Asteroid 2020 QX6 passed by the Earth at a distance of about 447 100 km (1.24 times the average distance between the Earth and the Moon, or 0.32% of the distance between the Earth and the Sun), slightly before 4.15 am GMT on Monday 31 August 2020. There was no danger of the asteroid hitting us, though were it to do so it would not have presented a significant threat. 2020 QX6 has an estimated equivalent diameter of 3-10 m (i.e. it is estimated that a spherical object with the same volume would be 3-10 m in diameter), and an object of this size would be expected to explode in an airburst (an explosion caused by superheating from friction with the Earth's atmosphere, which is greater than that caused by simply falling, due to the orbital momentum of the asteroid) in the atmosphere more than 30 km above the ground, with only fragmentary material reaching the Earth's  surface.

 
The orbit and current position of 2020 QX6. The Sky Live 3D Solar System Simulator.

2020 QX6 was discovered on 28 August 2020 (three days before its closest approach to the Earth) by the University of Arizona's Mt. Lemmon Survey at the Steward Observatory on Mount Lemmon in the Catalina Mountains north of Tucson. The designation 2020 QX6 implies that the asteroid was the 171st object (asteroid X6 - in numbering asteroids the letters A-Y, excluding I, are assigned numbers from 1 to 24, with a number added to the end each time the alphabet is ended, so that A = 1, A1 = 25, A2 = 49, etc., which means that X6 = (24 x 6) + 23 = 171) discovered in the second half of August 2020 (period 2020 Q).
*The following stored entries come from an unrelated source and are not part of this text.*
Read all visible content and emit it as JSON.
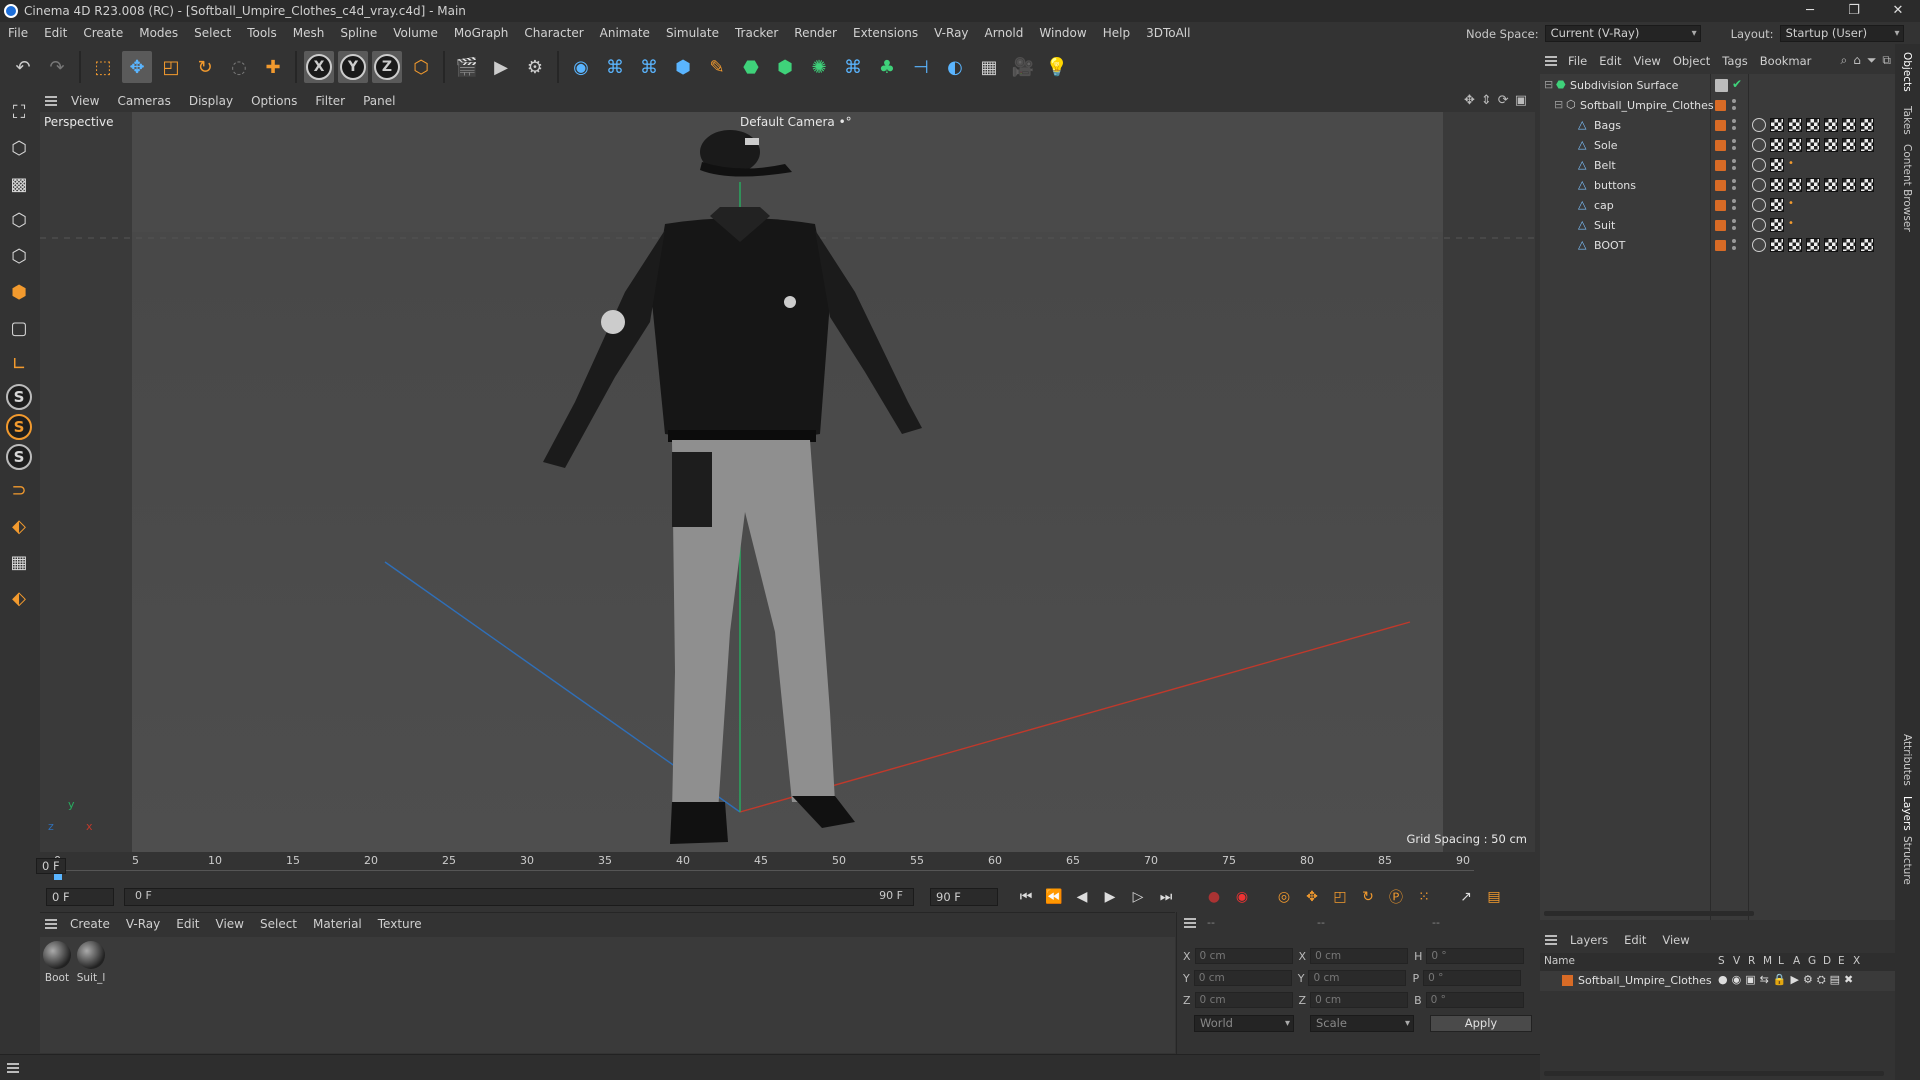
{
  "window": {
    "title": "Cinema 4D R23.008 (RC) - [Softball_Umpire_Clothes_c4d_vray.c4d] - Main",
    "min": "─",
    "max": "❐",
    "close": "✕"
  },
  "menu": [
    "File",
    "Edit",
    "Create",
    "Modes",
    "Select",
    "Tools",
    "Mesh",
    "Spline",
    "Volume",
    "MoGraph",
    "Character",
    "Animate",
    "Simulate",
    "Tracker",
    "Render",
    "Extensions",
    "V-Ray",
    "Arnold",
    "Window",
    "Help",
    "3DToAll"
  ],
  "node_space": {
    "label": "Node Space:",
    "value": "Current (V-Ray)"
  },
  "layout": {
    "label": "Layout:",
    "value": "Startup (User)"
  },
  "viewport_menu": [
    "View",
    "Cameras",
    "Display",
    "Options",
    "Filter",
    "Panel"
  ],
  "viewport": {
    "name": "Perspective",
    "camera": "Default Camera",
    "camera_icon": "•°",
    "grid": "Grid Spacing : 50 cm",
    "axis_y": "y",
    "axis_z": "z",
    "axis_x": "x"
  },
  "timeline": {
    "ticks": [
      "0",
      "5",
      "10",
      "15",
      "20",
      "25",
      "30",
      "35",
      "40",
      "45",
      "50",
      "55",
      "60",
      "65",
      "70",
      "75",
      "80",
      "85",
      "90"
    ],
    "current": "0 F"
  },
  "transport": {
    "start": "0 F",
    "slider_start": "0 F",
    "slider_end": "90 F",
    "end": "90 F"
  },
  "material_menu": [
    "Create",
    "V-Ray",
    "Edit",
    "View",
    "Select",
    "Material",
    "Texture"
  ],
  "materials": [
    "Boot",
    "Suit_l"
  ],
  "coords": {
    "x_pos": "0 cm",
    "y_pos": "0 cm",
    "z_pos": "0 cm",
    "x_size": "0 cm",
    "y_size": "0 cm",
    "z_size": "0 cm",
    "h": "0 °",
    "p": "0 °",
    "b": "0 °",
    "labels": {
      "x": "X",
      "y": "Y",
      "z": "Z",
      "h": "H",
      "p": "P",
      "b": "B"
    },
    "space": "World",
    "mode": "Scale",
    "apply": "Apply",
    "dashes": "--"
  },
  "objects_menu": [
    "File",
    "Edit",
    "View",
    "Object",
    "Tags",
    "Bookmar"
  ],
  "objects": [
    {
      "name": "Subdivision Surface",
      "level": 0
    },
    {
      "name": "Softball_Umpire_Clothes",
      "level": 1
    },
    {
      "name": "Bags",
      "level": 2
    },
    {
      "name": "Sole",
      "level": 2
    },
    {
      "name": "Belt",
      "level": 2
    },
    {
      "name": "buttons",
      "level": 2
    },
    {
      "name": "cap",
      "level": 2
    },
    {
      "name": "Suit",
      "level": 2
    },
    {
      "name": "BOOT",
      "level": 2
    }
  ],
  "layers_menu": [
    "Layers",
    "Edit",
    "View"
  ],
  "layers_header": {
    "name": "Name",
    "cols": [
      "S",
      "V",
      "R",
      "M",
      "L",
      "A",
      "G",
      "D",
      "E",
      "X"
    ]
  },
  "layers": [
    {
      "name": "Softball_Umpire_Clothes",
      "color": "#d86b26"
    }
  ],
  "side_tabs": [
    "Objects",
    "Takes",
    "Content Browser",
    "Attributes",
    "Layers",
    "Structure"
  ],
  "colors": {
    "accent": "#d86b26",
    "axis_x": "#c0392b",
    "axis_y": "#27ae60",
    "axis_z": "#2f6fb8"
  }
}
2020 QX6 has a 272 day (0.75) orbital period, with an elliptical orbit tilted at an angle of 11.2° to the plain of the Solar System which takes in to 0.53 AU from the Sun (53% of the distance at which the Earth orbits the Sun, and less than the distance at which the planet Venus orbits the Sun) and out to 1.11 AU (25% further away from the Sun than the Earth). This means that close encounters between the asteroid and Earth are fairly common, with the last thought to have happened in March this year (2020) and the next predicted in August 2023. Although it does cross the Earth's orbit and is briefly further from the Sun on each cycle, 2020 QX6 spends most of its time closer to the Sun than we are, and is therefore classified as an Aten Group Asteroid. 2020 QX6 also has occasional close encounters with the planet Venus, which it last came close to in January this year and is next predicted to pass in September 2023.